1943, Paris. Justin a 22 ans. Il est amoureux de Renée et souhaiterait l’épouser. Mais la Seconde Guerre mondiale va se mettre en travers de ses plans. Le Reich doit en effet remplacer ses travailleurs mobilisés sur le front en réquisitionnant des étrangers. C’est ainsi que petit à petit le Service de Travail Obligatoire (STO) se met en place. Le gouvernement de Vichy va donc forcer des milliers d’hommes, âgés entre 20 et 22 ans, à partir en Allemagne. C’est le cas de Justin. Bien des années plus tard, ce dernier s’en veut encore d’avoir obéi aux ordres.

« L’œil du STO » est la toute première bande dessinée consacrée à ce sujet. Et pourtant, nombreuses sont les familles à avoir été concernées par cette mesure, et rares sont les commémorations autour de ce drame. A l’époque, le deal est le suivant : pour trois ouvriers volontaires envoyés en Allemagne, un prisonnier paysan est libéré. Dans un premier temps, 250 000 personnes partent de force. Au total, 8 millions d’Européens seront transférés et l’on estimera le nombre de morts entre 25 000 et 35 000. Un chiffre élevé dû aux multiples bombardements, mais aussi aux maladies mal soignées.

Nadar et Julien Frey mettent en lumière ce triste pan de l’histoire à travers une BD très bien documentée. Dans celle-ci, le héros, Justin, est victime du STO. Il est alors embauché comme ouvrier dans une usine de locomotives, où les conditions de vie sont très rudes. Peu ou presque pas d’hygiène, hébergement spartiate, encadrement brutal, pas de quoi être motivé. Alors un jour, le jeune homme décide de s’évader pour retrouver sa promise à Paris.
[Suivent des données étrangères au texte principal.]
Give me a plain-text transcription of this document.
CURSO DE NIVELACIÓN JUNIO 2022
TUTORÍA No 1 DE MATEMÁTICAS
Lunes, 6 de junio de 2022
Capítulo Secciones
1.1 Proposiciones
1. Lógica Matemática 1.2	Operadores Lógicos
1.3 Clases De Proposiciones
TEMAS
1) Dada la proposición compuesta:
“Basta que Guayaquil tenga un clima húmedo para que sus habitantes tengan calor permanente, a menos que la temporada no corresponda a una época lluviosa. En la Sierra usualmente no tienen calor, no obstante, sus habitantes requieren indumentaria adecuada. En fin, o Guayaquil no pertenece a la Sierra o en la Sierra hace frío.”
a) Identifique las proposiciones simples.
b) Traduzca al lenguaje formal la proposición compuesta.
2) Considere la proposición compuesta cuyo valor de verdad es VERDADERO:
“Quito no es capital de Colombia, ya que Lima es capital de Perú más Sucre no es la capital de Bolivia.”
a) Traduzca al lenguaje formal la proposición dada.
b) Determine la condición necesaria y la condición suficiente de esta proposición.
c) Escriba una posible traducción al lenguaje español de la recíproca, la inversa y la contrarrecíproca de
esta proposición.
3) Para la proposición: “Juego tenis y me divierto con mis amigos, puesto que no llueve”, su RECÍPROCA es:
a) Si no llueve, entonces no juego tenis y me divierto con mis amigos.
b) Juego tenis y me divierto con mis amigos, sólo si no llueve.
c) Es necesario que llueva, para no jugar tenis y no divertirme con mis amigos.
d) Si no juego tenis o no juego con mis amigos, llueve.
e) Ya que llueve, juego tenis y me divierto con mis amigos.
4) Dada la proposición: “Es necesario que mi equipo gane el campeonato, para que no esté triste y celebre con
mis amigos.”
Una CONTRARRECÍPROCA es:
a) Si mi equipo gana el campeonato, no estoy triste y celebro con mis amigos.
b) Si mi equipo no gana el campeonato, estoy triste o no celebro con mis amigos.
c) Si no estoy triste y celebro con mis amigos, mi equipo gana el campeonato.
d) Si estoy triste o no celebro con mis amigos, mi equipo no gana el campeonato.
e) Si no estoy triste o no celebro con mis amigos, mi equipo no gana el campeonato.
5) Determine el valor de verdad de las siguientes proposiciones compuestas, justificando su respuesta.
Il vivra dans la clandestinité jusqu’à la fin de la guerre. Au moment de prendre sa retraite, il refusera d’ailleurs la pension qui lui revient pour cette période.

Voilà une bien belle BD, toute en noir et blanc, avec la juste dose d’émotions et qui, contrairement à d’autres fictions, possède une valeur pédagogique.